In Victoria, Bayley Sr served as the city's inspector of police and was the first conductor of the Victoria Philharmonic Society (VPS). For the VPS's first concert on 6 May 1859 the younger Bayley performed as both a violinist and clarinet soloist. A 10 May 1859 Victoria Gazette review stated that his clarinet solo was "enthusiastically encored".

In 1861 the family returned to England, partly to provide Bayley Jr with superior music teachers than could be found in the United States. He entered the London Academy of Music where Leopold Jansa was his violin instructor and Henry Wylde taught him harmony. From 1869 to 1876 he served as bandmaster of the 46th (South Devonshire) Regiment of Foot.
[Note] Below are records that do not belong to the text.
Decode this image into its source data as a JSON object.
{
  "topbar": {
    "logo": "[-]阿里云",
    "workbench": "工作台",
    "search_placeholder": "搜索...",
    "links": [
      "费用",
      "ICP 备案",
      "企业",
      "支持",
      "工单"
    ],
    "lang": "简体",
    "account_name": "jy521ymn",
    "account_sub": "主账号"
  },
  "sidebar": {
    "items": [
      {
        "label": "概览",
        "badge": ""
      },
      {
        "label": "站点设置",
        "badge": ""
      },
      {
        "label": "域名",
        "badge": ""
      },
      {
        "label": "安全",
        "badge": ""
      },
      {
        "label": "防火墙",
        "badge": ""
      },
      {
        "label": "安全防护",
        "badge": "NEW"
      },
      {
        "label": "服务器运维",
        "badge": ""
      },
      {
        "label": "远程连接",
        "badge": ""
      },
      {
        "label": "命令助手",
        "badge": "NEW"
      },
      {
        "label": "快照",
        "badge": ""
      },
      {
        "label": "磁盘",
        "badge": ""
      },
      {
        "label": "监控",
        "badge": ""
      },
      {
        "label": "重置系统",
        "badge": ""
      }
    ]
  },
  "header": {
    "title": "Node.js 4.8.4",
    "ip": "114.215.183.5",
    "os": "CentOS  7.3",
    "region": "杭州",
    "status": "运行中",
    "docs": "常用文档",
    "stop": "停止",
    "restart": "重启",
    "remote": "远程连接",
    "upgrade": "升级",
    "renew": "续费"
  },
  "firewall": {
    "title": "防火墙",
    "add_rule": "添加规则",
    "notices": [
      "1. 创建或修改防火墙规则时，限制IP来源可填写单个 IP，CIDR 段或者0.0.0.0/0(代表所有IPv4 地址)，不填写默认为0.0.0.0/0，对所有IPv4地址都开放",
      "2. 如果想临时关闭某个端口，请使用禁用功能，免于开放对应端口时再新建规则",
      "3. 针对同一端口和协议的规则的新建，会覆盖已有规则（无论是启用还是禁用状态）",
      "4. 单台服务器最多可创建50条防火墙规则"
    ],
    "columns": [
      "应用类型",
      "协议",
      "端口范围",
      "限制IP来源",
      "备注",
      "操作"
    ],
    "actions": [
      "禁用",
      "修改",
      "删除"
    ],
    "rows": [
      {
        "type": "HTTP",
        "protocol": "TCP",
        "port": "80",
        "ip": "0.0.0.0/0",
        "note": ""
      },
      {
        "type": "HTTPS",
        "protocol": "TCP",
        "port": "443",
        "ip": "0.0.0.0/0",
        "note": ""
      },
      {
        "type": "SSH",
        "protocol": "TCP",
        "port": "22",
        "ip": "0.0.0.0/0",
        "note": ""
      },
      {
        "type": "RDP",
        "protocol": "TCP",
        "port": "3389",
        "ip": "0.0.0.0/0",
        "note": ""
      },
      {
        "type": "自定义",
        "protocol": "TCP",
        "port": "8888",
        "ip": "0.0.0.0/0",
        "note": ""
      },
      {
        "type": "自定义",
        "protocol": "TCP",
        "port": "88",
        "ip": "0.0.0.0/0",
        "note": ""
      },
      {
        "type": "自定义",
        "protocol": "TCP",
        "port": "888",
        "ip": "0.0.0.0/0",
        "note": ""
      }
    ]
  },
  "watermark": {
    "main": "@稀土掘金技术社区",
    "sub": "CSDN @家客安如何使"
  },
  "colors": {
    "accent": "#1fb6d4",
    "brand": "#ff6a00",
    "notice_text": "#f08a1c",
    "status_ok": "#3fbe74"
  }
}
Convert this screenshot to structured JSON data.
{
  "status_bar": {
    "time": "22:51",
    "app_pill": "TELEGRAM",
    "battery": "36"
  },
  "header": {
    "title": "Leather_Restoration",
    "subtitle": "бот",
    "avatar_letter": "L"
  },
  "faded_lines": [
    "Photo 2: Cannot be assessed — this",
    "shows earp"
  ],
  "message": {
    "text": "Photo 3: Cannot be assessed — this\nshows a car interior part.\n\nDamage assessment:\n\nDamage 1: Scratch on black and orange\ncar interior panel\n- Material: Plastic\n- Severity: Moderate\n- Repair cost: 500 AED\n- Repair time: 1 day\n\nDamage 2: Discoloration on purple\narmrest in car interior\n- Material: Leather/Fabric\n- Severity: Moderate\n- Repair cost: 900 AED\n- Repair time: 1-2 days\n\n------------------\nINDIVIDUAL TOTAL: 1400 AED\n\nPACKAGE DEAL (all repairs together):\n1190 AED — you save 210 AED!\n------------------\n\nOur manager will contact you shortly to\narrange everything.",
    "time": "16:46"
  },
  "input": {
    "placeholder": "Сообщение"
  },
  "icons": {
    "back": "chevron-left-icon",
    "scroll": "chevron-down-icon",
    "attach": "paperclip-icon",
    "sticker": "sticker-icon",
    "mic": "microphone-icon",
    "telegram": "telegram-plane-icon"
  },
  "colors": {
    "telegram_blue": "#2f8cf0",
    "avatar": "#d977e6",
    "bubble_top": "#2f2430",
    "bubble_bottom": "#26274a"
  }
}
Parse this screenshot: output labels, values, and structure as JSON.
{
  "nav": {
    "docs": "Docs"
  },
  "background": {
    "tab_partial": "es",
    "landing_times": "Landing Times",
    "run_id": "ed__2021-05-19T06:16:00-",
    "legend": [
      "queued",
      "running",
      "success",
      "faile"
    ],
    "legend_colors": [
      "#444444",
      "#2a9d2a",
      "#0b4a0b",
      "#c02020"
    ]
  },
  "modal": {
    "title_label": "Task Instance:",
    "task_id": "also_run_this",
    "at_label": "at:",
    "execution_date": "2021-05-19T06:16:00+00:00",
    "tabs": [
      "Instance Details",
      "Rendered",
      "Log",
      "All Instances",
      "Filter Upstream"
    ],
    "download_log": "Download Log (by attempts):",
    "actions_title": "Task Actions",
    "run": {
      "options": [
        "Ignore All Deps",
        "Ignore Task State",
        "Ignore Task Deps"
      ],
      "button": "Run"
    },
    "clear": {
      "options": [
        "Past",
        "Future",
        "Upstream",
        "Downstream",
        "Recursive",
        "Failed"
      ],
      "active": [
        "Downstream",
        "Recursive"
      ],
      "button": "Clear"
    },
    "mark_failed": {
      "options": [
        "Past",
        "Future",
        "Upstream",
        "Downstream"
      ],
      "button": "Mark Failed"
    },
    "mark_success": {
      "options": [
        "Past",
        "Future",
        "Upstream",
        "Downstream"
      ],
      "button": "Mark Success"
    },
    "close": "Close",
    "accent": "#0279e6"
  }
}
In 1877 Bayley returned to Canada where he lived in Montreal through 1879. He served as bandmaster of The Queen's Own Rifles of Canada Band & Bugles in Toronto from 1879 to 1901 and was second violinist in the first Toronto String Quartette from 1884 to 1887. In 1887 he created a Citizens' Band which performed for one season on Toronto's Centre Island. He served for one year as first violin in the second Toronto String Quartette in 1894. He moved to Buffalo, New York after leaving the Queen's Own Rifles.